Cephaloscyllium isabellum

Author: (Bonnaterre, 1788)

Field Marks:
A catshark with a stout body, no labial furrows, and with a striking colour pattern of dark dorsal saddles, lateral blotches, and small to moderately large dark spots on light ground colour, anterior nasal flaps short, subtriangular, and not overlapping mouth posteriorly, and second dorsal fin much smaller than first.

Diagnostic Features:
Snout broadly rounded-angular in dorsoventral view, rather short and broad; anterior nasal flaps subtriangular, not overlapping mouth posteriorly. Claspers short and stout. Colour pattern variegated, with up to 11 dark brown irregular saddles and laterally interdigitating blotches in a checkerboard pattern in the typical New Zealand form, but with more irregular dark blotches and mottling in Taiwanese and Japanese representatives of the species (if not distinct); a scattering of numerous dark brown or blackish small spots on a grey or brown background; underside of head and abdomen unspotted; fins without conspicuous light margins.
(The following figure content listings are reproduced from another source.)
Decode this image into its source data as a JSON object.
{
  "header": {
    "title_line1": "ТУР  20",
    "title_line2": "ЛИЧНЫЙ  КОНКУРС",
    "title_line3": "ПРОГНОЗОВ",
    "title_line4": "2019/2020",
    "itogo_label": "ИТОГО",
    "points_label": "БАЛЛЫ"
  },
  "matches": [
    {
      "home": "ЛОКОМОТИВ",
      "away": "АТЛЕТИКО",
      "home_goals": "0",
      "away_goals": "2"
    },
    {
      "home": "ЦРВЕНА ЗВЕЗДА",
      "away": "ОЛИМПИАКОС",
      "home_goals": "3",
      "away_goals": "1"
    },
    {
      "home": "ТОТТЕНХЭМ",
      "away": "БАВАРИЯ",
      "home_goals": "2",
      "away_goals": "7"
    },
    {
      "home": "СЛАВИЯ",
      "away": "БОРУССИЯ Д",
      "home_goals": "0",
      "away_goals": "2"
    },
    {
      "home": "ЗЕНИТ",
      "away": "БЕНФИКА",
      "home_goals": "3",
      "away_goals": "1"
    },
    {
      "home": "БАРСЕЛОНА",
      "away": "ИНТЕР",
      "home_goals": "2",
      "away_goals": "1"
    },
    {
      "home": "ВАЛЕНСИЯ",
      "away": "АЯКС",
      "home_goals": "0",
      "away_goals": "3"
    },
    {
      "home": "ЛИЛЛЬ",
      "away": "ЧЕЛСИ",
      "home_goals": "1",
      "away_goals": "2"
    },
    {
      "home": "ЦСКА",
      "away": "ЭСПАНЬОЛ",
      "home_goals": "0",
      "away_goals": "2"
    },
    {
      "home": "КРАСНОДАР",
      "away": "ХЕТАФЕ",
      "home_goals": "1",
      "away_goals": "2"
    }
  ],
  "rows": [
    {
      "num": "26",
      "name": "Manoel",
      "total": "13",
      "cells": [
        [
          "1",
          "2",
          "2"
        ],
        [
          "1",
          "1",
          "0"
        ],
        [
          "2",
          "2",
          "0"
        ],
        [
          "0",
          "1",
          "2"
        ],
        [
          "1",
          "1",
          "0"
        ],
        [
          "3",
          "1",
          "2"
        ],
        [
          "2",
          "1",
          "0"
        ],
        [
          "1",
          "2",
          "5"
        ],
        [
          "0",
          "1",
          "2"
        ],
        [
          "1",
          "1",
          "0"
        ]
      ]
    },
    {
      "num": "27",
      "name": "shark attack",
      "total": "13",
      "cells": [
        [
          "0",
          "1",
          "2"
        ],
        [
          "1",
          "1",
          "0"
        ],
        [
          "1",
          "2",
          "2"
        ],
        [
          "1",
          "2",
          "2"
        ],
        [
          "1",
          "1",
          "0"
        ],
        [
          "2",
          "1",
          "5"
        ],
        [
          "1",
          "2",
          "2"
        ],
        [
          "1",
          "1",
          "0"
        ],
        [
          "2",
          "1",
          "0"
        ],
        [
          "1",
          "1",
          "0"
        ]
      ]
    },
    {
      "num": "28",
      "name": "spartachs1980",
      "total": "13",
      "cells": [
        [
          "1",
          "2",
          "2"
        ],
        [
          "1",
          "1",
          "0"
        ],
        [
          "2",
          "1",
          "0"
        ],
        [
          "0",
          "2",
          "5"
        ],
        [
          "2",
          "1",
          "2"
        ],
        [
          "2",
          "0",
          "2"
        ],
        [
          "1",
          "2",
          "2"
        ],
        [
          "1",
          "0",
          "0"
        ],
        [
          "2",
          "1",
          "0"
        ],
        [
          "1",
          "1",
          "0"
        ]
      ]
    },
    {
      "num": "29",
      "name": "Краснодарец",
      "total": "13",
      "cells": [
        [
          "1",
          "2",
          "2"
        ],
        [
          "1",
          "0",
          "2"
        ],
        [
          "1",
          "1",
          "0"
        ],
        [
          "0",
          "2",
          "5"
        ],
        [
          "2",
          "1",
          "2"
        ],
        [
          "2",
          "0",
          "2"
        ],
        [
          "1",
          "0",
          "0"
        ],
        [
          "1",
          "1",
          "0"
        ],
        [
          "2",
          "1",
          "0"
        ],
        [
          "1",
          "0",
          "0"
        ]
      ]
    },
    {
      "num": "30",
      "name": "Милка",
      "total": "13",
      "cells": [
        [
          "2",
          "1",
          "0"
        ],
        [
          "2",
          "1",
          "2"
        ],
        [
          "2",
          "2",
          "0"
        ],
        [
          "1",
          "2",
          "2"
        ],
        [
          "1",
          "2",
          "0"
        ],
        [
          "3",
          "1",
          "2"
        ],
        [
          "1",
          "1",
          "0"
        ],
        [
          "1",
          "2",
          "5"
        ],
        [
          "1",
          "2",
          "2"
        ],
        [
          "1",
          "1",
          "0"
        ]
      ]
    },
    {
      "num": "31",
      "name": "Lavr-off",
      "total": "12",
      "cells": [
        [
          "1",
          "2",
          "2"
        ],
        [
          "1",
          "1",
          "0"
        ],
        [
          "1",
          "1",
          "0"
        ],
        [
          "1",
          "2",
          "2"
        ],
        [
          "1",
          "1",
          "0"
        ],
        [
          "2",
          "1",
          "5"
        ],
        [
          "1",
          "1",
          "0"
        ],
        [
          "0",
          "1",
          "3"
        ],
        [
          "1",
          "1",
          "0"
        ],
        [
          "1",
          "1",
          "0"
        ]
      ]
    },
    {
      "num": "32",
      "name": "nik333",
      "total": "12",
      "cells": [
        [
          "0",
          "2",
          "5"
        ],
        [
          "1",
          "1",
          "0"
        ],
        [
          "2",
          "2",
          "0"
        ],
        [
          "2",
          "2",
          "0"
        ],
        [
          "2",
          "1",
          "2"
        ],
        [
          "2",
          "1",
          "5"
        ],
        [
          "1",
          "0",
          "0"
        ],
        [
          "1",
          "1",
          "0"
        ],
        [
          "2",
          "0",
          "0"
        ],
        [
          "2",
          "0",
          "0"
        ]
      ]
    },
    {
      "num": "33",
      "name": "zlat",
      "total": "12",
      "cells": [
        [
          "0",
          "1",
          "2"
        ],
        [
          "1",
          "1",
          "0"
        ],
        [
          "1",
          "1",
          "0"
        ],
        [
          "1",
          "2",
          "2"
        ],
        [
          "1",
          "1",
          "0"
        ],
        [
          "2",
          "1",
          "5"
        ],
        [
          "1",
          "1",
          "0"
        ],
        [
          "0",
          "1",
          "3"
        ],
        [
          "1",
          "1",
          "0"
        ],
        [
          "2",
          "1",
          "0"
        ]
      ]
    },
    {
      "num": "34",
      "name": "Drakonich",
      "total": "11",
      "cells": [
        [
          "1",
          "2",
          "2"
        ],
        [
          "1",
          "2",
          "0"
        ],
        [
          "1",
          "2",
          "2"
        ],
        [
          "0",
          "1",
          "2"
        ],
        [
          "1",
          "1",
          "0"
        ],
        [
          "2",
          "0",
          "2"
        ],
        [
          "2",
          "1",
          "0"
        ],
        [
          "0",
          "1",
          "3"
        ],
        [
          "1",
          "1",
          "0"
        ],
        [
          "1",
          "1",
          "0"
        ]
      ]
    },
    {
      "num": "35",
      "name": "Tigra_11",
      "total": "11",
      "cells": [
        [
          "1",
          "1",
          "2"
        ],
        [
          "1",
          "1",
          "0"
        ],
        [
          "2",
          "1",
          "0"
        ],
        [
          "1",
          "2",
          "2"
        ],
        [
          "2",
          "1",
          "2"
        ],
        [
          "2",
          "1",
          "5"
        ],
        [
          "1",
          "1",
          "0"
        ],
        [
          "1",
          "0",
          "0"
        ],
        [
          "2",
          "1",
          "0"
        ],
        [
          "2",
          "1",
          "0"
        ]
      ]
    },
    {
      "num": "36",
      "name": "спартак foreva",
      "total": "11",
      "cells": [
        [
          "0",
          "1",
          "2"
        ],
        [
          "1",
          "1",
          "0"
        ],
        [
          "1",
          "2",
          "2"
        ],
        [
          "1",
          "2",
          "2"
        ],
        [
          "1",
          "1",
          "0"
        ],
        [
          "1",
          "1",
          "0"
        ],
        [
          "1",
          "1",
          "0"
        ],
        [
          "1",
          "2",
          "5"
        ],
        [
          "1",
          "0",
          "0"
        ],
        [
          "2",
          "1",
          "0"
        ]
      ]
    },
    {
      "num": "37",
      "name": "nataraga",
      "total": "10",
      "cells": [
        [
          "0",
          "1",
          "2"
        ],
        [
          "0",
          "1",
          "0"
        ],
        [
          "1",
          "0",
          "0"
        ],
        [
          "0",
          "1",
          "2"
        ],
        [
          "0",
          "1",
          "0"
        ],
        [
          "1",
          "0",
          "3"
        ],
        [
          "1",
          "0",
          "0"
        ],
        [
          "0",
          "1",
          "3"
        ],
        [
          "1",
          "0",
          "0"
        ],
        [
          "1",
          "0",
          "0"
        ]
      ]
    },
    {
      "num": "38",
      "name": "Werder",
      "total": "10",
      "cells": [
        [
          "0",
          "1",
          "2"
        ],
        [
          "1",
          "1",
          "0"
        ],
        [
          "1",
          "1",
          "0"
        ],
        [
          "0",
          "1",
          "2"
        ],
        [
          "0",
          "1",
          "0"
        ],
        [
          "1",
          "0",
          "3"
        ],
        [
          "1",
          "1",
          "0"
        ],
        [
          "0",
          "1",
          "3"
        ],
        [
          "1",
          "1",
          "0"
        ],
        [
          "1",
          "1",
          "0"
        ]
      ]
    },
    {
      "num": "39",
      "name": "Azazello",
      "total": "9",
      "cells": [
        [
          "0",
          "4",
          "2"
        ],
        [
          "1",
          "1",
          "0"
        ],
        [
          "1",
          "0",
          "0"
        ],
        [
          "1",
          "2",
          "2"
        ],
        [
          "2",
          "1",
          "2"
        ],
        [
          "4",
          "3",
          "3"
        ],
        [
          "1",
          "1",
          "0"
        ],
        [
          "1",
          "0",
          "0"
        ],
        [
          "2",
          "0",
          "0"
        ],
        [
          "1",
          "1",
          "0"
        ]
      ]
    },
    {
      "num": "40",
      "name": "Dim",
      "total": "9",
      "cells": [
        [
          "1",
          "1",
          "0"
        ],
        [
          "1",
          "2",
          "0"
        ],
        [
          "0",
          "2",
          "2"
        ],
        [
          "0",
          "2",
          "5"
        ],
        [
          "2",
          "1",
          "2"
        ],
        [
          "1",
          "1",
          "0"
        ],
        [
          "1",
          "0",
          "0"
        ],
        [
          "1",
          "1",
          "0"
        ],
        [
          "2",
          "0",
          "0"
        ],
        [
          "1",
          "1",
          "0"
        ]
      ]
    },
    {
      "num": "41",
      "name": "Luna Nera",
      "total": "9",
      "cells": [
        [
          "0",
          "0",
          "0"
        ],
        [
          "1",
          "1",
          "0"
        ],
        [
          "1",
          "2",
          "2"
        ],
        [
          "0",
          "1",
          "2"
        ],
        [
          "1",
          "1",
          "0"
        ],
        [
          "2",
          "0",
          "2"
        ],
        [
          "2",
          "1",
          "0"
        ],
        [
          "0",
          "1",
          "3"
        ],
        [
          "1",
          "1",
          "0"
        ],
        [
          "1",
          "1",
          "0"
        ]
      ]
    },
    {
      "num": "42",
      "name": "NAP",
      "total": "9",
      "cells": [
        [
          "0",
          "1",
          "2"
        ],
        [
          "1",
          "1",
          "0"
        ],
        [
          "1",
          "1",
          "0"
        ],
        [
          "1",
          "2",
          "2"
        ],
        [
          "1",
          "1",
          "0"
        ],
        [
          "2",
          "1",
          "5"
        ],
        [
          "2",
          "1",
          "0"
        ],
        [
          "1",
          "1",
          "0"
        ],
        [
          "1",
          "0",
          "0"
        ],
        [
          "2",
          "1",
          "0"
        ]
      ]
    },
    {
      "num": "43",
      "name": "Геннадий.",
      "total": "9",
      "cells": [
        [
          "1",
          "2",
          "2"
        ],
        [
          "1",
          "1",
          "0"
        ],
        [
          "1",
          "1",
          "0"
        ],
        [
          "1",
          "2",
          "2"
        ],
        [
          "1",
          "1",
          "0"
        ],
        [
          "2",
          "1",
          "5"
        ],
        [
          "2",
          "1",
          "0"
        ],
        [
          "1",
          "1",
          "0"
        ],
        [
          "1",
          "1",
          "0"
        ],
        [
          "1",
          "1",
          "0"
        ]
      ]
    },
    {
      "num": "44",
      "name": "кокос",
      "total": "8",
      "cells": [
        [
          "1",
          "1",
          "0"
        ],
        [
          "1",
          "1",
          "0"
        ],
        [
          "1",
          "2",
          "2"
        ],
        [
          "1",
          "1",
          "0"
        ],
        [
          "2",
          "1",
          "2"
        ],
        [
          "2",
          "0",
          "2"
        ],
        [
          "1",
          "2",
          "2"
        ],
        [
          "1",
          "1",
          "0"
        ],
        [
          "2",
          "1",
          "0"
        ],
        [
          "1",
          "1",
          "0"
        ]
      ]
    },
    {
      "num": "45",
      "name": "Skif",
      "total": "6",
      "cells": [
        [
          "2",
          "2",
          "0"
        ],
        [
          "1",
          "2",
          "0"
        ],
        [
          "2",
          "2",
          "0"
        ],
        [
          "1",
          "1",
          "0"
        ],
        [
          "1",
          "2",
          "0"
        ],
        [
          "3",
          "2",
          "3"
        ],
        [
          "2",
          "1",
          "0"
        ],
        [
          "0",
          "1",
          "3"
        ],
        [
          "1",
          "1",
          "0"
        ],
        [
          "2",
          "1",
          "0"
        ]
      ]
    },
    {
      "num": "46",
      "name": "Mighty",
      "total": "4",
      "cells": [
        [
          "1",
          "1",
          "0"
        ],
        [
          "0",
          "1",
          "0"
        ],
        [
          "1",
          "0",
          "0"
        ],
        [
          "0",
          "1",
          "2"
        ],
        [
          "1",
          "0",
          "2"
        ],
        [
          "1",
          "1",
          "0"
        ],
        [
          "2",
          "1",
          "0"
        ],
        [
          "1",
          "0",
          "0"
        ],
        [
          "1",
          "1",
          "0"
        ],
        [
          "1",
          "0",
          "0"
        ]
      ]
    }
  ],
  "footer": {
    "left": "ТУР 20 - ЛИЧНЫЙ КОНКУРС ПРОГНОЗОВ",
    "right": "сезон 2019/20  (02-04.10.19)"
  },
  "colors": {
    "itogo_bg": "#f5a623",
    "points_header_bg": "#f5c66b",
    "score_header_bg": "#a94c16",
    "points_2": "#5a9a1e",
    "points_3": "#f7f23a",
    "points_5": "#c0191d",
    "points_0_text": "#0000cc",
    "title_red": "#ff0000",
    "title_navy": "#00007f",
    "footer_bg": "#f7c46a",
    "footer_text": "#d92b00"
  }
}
A large species (see size below).

Geographical Distribution:
Western Pacific: New Zealand, China (Taiwan Island) and Japan (southeastern Honshu).

Habitat and Biology:
A common, sluggish inshore and offshore warm-temperate catshark found on rocky and sandy bottoms in deepish water on the continental and insular shelves, at depths of 18 to 220 m; said to avoid open areas but favours reefs. Can expand itself with air or water. Oviparous. Eats crabs, worms and other invertebrates, and probably bony fishes.

Size:
Maximum 92 to 100 ffi cm, said to reach 244 cm off New Zealand but possibly due to confusion with some other shark, such as Notorynchus cepedianus; adult males 69+ cm; adult females 86 cm.

Interest to Fisheries:
None or limited at present, caught by commercial bottom trawlers.

Remarks:
As noted in the generic remarks, above, the synonymy of this species is tentative, and follows Springer (1979). The holotype of Cephaloscyllium umbratile in the Stanford University collections (a 95 cm adult male specimen, SU 12693, preserved as a skin according to Jordan and Fowler, 1904), could not be located by Springer (1979) or the writer, and is presumed lost. Several writers, including Teng (1962), Chen (1963), Fourmanoir and Nhu-Nhung (1965), Chan (1966), Bessednov (1969), and Nakaya (1975) have reported a species of Cephaloscyllium from Viet Nam, China, (including Taiwan Island) and Japan as C. umbratile. This apparently differs from C. isabellum (or C. umbratile-formosanum, if distinct) in its smaller size at maturity (adult males 39 to 42 cm, females at 36 to 42 cm, versus isabellum at over 60 cm), colour pattern of indistinct dusky saddles and blotches without small spots and mottling, longer snout, and more elongated nasal flaps. Comparison of Jordan and Fowler's (1904) original description of C. umbratile with Teng's (1962) accounts of C. umbratile and C. formosanum suggests that the latter writer renamed the true large umbratile as C. formosanum in the belief that the small species was umbratile. The writer has examined specimens of the small "umbratile" from off Hong Kong and suspects that these represent an undescribed species of dwarf swellshark, not conspecific with the other small species C. silasi and C. fasciatum.

Type material:
Holotype: Apparently lost, according to Springer (1979). Type Locality: "La mer du sud".